Everybody was told to go home, but nobody expected to be working remotely for more than a couple of weeks — “by and large,” Pitts said, “nobody brought any equipment home with them.” So, like most every other organization, the company went into reaction mode. “One of our first challenges was that the workforce now had a whole bunch of bring-your-own-devices — their personal laptops or smartphones or what have you.” That meant a lot of time spent enabling them to work from home and providing guidance on where to get the right headset and camera so they could do their business. With such an enormous employee base, JPMC couldn’t issue devices to everyone itself, he added.
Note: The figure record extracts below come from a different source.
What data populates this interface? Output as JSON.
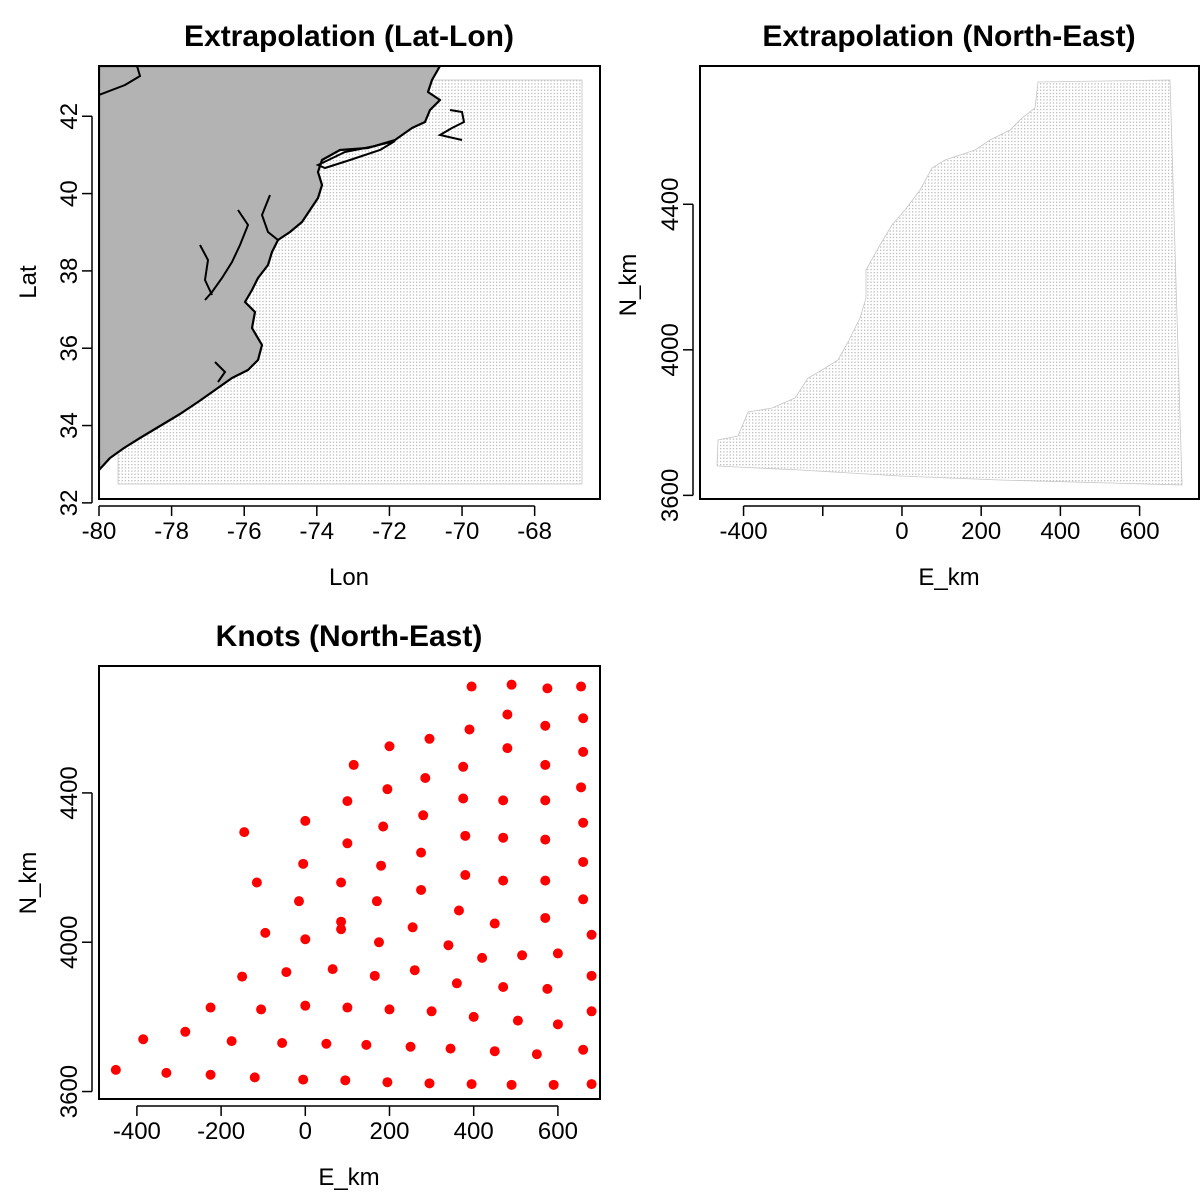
{
  "colors": {
    "knot": "#ff0000",
    "land": "#b3b3b3",
    "grid": "#bdbdbd"
  },
  "chart_data": [
    {
      "type": "map",
      "title": "Extrapolation (Lat-Lon)",
      "xlabel": "Lon",
      "ylabel": "Lat",
      "xlim": [
        -80,
        -66.2
      ],
      "ylim": [
        32.1,
        43.3
      ],
      "xticks": [
        -80,
        -78,
        -76,
        -74,
        -72,
        -70,
        -68
      ],
      "yticks": [
        32,
        34,
        36,
        38,
        40,
        42
      ],
      "grid_extent": {
        "lon": [
          -79.7,
          -66.7
        ],
        "lat": [
          32.2,
          42.8
        ]
      },
      "land": "coastline (US East Coast)"
    },
    {
      "type": "scatter",
      "title": "Extrapolation (North-East)",
      "xlabel": "E_km",
      "ylabel": "N_km",
      "xlim": [
        -510,
        750
      ],
      "ylim": [
        3590,
        4780
      ],
      "xticks": [
        -400,
        -200,
        0,
        200,
        400,
        600
      ],
      "xtick_labels": [
        "-400",
        "",
        "0",
        "200",
        "400",
        "600"
      ],
      "yticks": [
        3600,
        4000,
        4400
      ],
      "marker": "small grey dots (dense extrapolation grid)"
    },
    {
      "type": "scatter",
      "title": "Knots (North-East)",
      "xlabel": "E_km",
      "ylabel": "N_km",
      "xlim": [
        -490,
        700
      ],
      "ylim": [
        3580,
        4740
      ],
      "xticks": [
        -400,
        -200,
        0,
        200,
        400,
        600
      ],
      "yticks": [
        3600,
        4000,
        4400
      ],
      "points": [
        [
          -450,
          3658
        ],
        [
          -330,
          3650
        ],
        [
          -225,
          3645
        ],
        [
          -120,
          3638
        ],
        [
          -5,
          3632
        ],
        [
          95,
          3630
        ],
        [
          195,
          3625
        ],
        [
          295,
          3622
        ],
        [
          395,
          3620
        ],
        [
          490,
          3618
        ],
        [
          590,
          3618
        ],
        [
          680,
          3620
        ],
        [
          -385,
          3740
        ],
        [
          -285,
          3760
        ],
        [
          -175,
          3735
        ],
        [
          -55,
          3730
        ],
        [
          50,
          3728
        ],
        [
          145,
          3725
        ],
        [
          250,
          3720
        ],
        [
          345,
          3715
        ],
        [
          450,
          3708
        ],
        [
          550,
          3700
        ],
        [
          660,
          3712
        ],
        [
          -225,
          3825
        ],
        [
          -105,
          3820
        ],
        [
          0,
          3830
        ],
        [
          100,
          3825
        ],
        [
          200,
          3820
        ],
        [
          300,
          3815
        ],
        [
          400,
          3800
        ],
        [
          505,
          3790
        ],
        [
          600,
          3780
        ],
        [
          680,
          3815
        ],
        [
          -150,
          3908
        ],
        [
          -45,
          3920
        ],
        [
          65,
          3928
        ],
        [
          165,
          3910
        ],
        [
          260,
          3925
        ],
        [
          360,
          3890
        ],
        [
          470,
          3880
        ],
        [
          575,
          3875
        ],
        [
          680,
          3910
        ],
        [
          -95,
          4025
        ],
        [
          0,
          4008
        ],
        [
          85,
          4035
        ],
        [
          175,
          4000
        ],
        [
          255,
          4040
        ],
        [
          340,
          3992
        ],
        [
          420,
          3958
        ],
        [
          515,
          3965
        ],
        [
          600,
          3970
        ],
        [
          680,
          4020
        ],
        [
          -115,
          4160
        ],
        [
          -15,
          4110
        ],
        [
          85,
          4055
        ],
        [
          170,
          4110
        ],
        [
          275,
          4140
        ],
        [
          365,
          4085
        ],
        [
          450,
          4050
        ],
        [
          570,
          4065
        ],
        [
          660,
          4115
        ],
        [
          -145,
          4295
        ],
        [
          -5,
          4210
        ],
        [
          85,
          4160
        ],
        [
          180,
          4205
        ],
        [
          275,
          4240
        ],
        [
          380,
          4180
        ],
        [
          470,
          4165
        ],
        [
          570,
          4165
        ],
        [
          660,
          4215
        ],
        [
          0,
          4325
        ],
        [
          100,
          4265
        ],
        [
          185,
          4310
        ],
        [
          280,
          4340
        ],
        [
          380,
          4285
        ],
        [
          470,
          4280
        ],
        [
          570,
          4275
        ],
        [
          660,
          4320
        ],
        [
          100,
          4378
        ],
        [
          195,
          4410
        ],
        [
          285,
          4440
        ],
        [
          375,
          4385
        ],
        [
          470,
          4380
        ],
        [
          570,
          4380
        ],
        [
          655,
          4415
        ],
        [
          115,
          4475
        ],
        [
          200,
          4525
        ],
        [
          295,
          4545
        ],
        [
          375,
          4470
        ],
        [
          480,
          4520
        ],
        [
          570,
          4475
        ],
        [
          660,
          4510
        ],
        [
          390,
          4570
        ],
        [
          480,
          4610
        ],
        [
          570,
          4580
        ],
        [
          660,
          4600
        ],
        [
          395,
          4685
        ],
        [
          490,
          4690
        ],
        [
          575,
          4680
        ],
        [
          655,
          4685
        ]
      ]
    }
  ]
}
As JPMC went into shutdown, it also became clear that it was going to have to fast-track a migration it had planned from an on-site videoconferencing system to the use of a cloud video service. That required a rethink around user rollout and adoption processes, so IT set up a just-in-time provisioning system. “Just by logging into the new videoconferencing system, they were getting an account. They didn’t have to go through the [request-approval] bureaucracy that is normal in a large company,” said Pitts, adding that JPMC onboarded 180,000 of its employees to the new cloud video platform in 10 business days. “If we had done anything, even like put up a webform barrier to ensure they read some rule, it just would not have gone off in the same way,” he said.
If that sounds too easy to you, it did to some of his users as well, Pitts said. “They were like, ‘Well, there’s got to be more to it. What’s wrong here that I was able to get into my meetings and just do it?’”
But just being able to do it, is, in fact the whole point, Pitts noted. “It’s really just making it more democratized, more available for people to use — getting those one-click-to-join experiences … out to people,” for example, he said. People aren’t “there to use these platforms. [They’re] there to communicate, so you have to remove all that friction in the tools as best you can.”